CLAM: Clustered Learning of Approximate Manifolds (v0.21.6)

CLAM is a Rust/Python library for learning approximate manifolds from data. It is designed to be fast, memory-efficient, easy to use, and scalable for big data applications.

CLAM provides utilities for fast search (Cakes) and anomaly detection (Chaoda).

As of writing this document, the project is still in a pre-1.0 state. This means that the API is not yet stable and breaking changes may occur frequently.

Usage

CLAM is a library crate so you can add it to your crate using cargo add abd_clam@0.21.6.

Here is a simple example of how to use CLAM to perform nearest neighbors search:

use symagen::random_data;

use abd_clam::{knn, rnn, Cakes, PartitionCriteria, VecDataset};

/// Euclidean distance function.
///
/// This function is used to compute the distance between two points for the purposes
/// of this demo. You can use your own distance function instead. The required
/// signature is `fn(T, T) -> U` where `T` is the type of the points (must
/// implement `Send`, `Sync` and `Copy`) and `U` is a `Number` type (e.g. `f32`)
/// from the `distances` crate.
fn euclidean(x: &[f32], y: &[f32]) -> f32 {
    x.iter()
        .zip(y.iter())
        .map(|(a, b)| a - b)
        .map(|v| v * v)
        .sum::<f32>()
        .sqrt()
}

// Some parameters for generating random data.
let seed = 42;
let (cardinality, dimensionality) = (1_000, 10);
let (min_val, max_val) = (-1., 1.);

/// Generate some random data.
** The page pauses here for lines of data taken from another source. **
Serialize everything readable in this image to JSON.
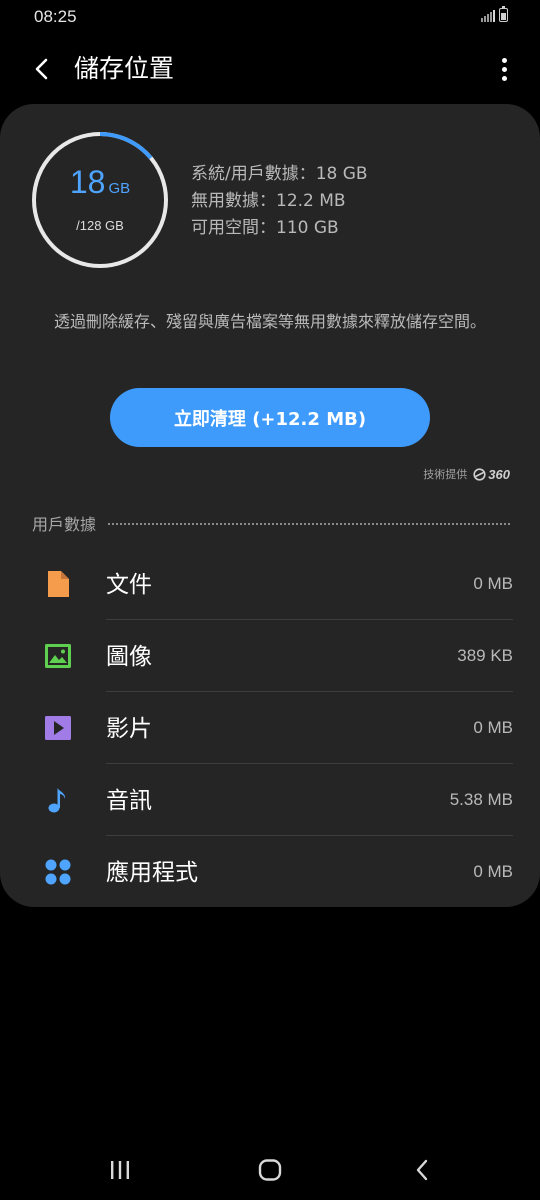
{
  "status_bar": {
    "time": "08:25"
  },
  "header": {
    "title": "儲存位置"
  },
  "storage": {
    "used_value": "18",
    "used_unit": "GB",
    "total": "/128 GB",
    "used_fraction": 0.14,
    "stats": [
      "系統/用戶數據：18 GB",
      "無用數據：12.2 MB",
      "可用空間：110 GB"
    ]
  },
  "description": "透過刪除緩存、殘留與廣告檔案等無用數據來釋放儲存空間。",
  "clean_button": {
    "label": "立即清理 (+12.2 MB)"
  },
  "provider": {
    "label": "技術提供",
    "brand": "360"
  },
  "user_data": {
    "title": "用戶數據",
    "items": [
      {
        "icon": "document-icon",
        "label": "文件",
        "size": "0 MB",
        "color": "#f59b4c"
      },
      {
        "icon": "image-icon",
        "label": "圖像",
        "size": "389 KB",
        "color": "#5fcf4f"
      },
      {
        "icon": "video-icon",
        "label": "影片",
        "size": "0 MB",
        "color": "#a27ce6"
      },
      {
        "icon": "music-note-icon",
        "label": "音訊",
        "size": "5.38 MB",
        "color": "#4ea4ff"
      },
      {
        "icon": "apps-icon",
        "label": "應用程式",
        "size": "0 MB",
        "color": "#4ea4ff"
      }
    ]
  },
  "colors": {
    "accent": "#3f9bfb",
    "ring_track": "#e8e8e8",
    "card_bg": "#252525"
  }
}
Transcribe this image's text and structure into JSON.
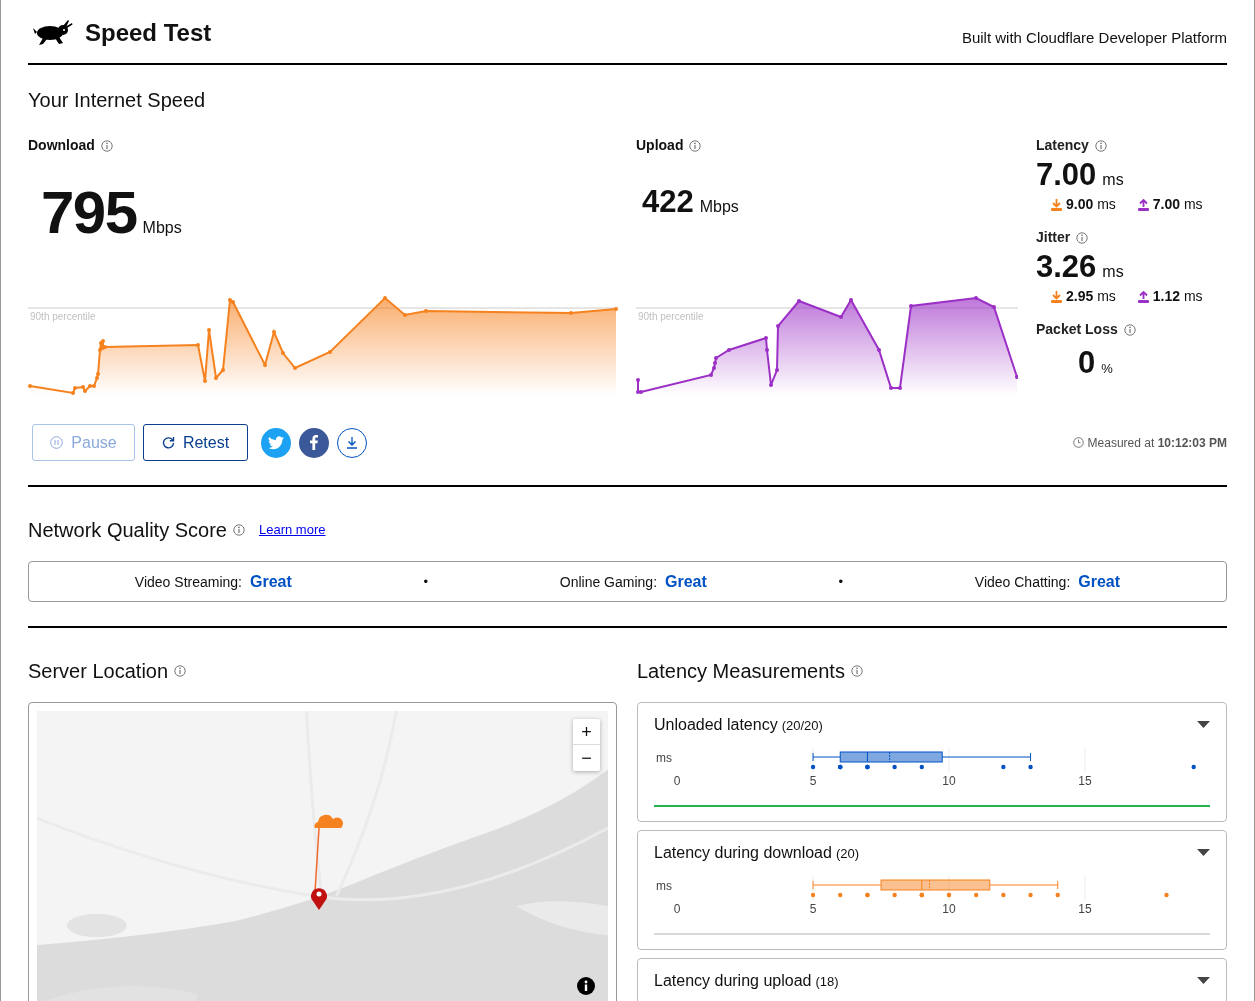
{
  "header": {
    "title": "Speed Test",
    "credit": "Built with Cloudflare Developer Platform"
  },
  "speed": {
    "heading": "Your Internet Speed",
    "download": {
      "label": "Download",
      "value": "795",
      "unit": "Mbps",
      "percentile_label": "90th percentile"
    },
    "upload": {
      "label": "Upload",
      "value": "422",
      "unit": "Mbps",
      "percentile_label": "90th percentile"
    },
    "metrics": [
      {
        "label": "Latency",
        "value": "7.00",
        "unit": "ms",
        "down": "9.00 ms",
        "up": "7.00 ms"
      },
      {
        "label": "Jitter",
        "value": "3.26",
        "unit": "ms",
        "down": "2.95 ms",
        "up": "1.12 ms"
      },
      {
        "label": "Packet Loss",
        "value": "0",
        "unit": "%"
      }
    ],
    "buttons": [
      {
        "kind": "pause",
        "label": "Pause",
        "disabled": true
      },
      {
        "kind": "retest",
        "label": "Retest",
        "disabled": false
      }
    ],
    "share": [
      {
        "kind": "twitter"
      },
      {
        "kind": "facebook"
      },
      {
        "kind": "download"
      }
    ],
    "measured": "Measured at **10:12:03 PM**"
  },
  "quality": {
    "heading": "Network Quality Score",
    "link": "Learn more",
    "scores": [
      {
        "label": "Video Streaming:",
        "value": "Great",
        "separator": "•"
      },
      {
        "label": "Online Gaming:",
        "value": "Great",
        "separator": "•"
      },
      {
        "label": "Video Chatting:",
        "value": "Great"
      }
    ]
  },
  "server": {
    "heading": "Server Location",
    "map": {
      "kind": "picture",
      "zoom_in": "+",
      "zoom_out": "−"
    }
  },
  "latency": {
    "heading": "Latency Measurements",
    "cards": [
      {
        "title": "Unloaded latency",
        "count": "(20/20)",
        "kind": "unloaded",
        "color": "#22b14c",
        "axis": {
          "unit": "ms",
          "ticks": [
            "0",
            "5",
            "10",
            "15"
          ]
        }
      },
      {
        "title": "Latency during download",
        "count": "(20)",
        "kind": "download",
        "color": "#d9d9d9",
        "axis": {
          "unit": "ms",
          "ticks": [
            "0",
            "5",
            "10",
            "15"
          ]
        }
      },
      {
        "title": "Latency during upload",
        "count": "(18)"
      }
    ]
  }
}
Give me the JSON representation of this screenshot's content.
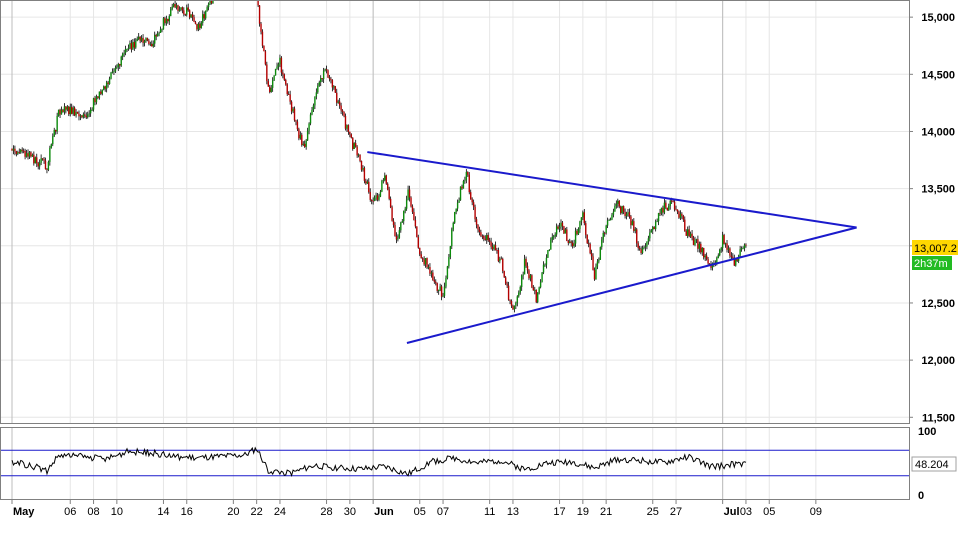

You can use your own data here.
let data: Vec<Vec<f32>> = random_data::random_f32(cardinality, dimensionality, min_val, max_val, seed);

// We will use the first point in data as our query, and we will perform
// RNN search with a radius of 0.05 and KNN search for the 10 nearest neighbors.
let query: Vec<f32> = data[0].clone();
let radius: f32 = 0.05;
let k = 10;

// We need the contents of data to be &[f32] instead of Vec<f32>. We will rectify this
// in CLAM by extending the trait bounds of some types in CLAM.
let data: Vec<&[f32]> = data.iter().map(Vec::as_slice).collect::<Vec<_>>();

let name = "demo".to_string();  // The name of the dataset.
let is_metric_expensive = false;  // We will assume that our distance function is cheap to compute.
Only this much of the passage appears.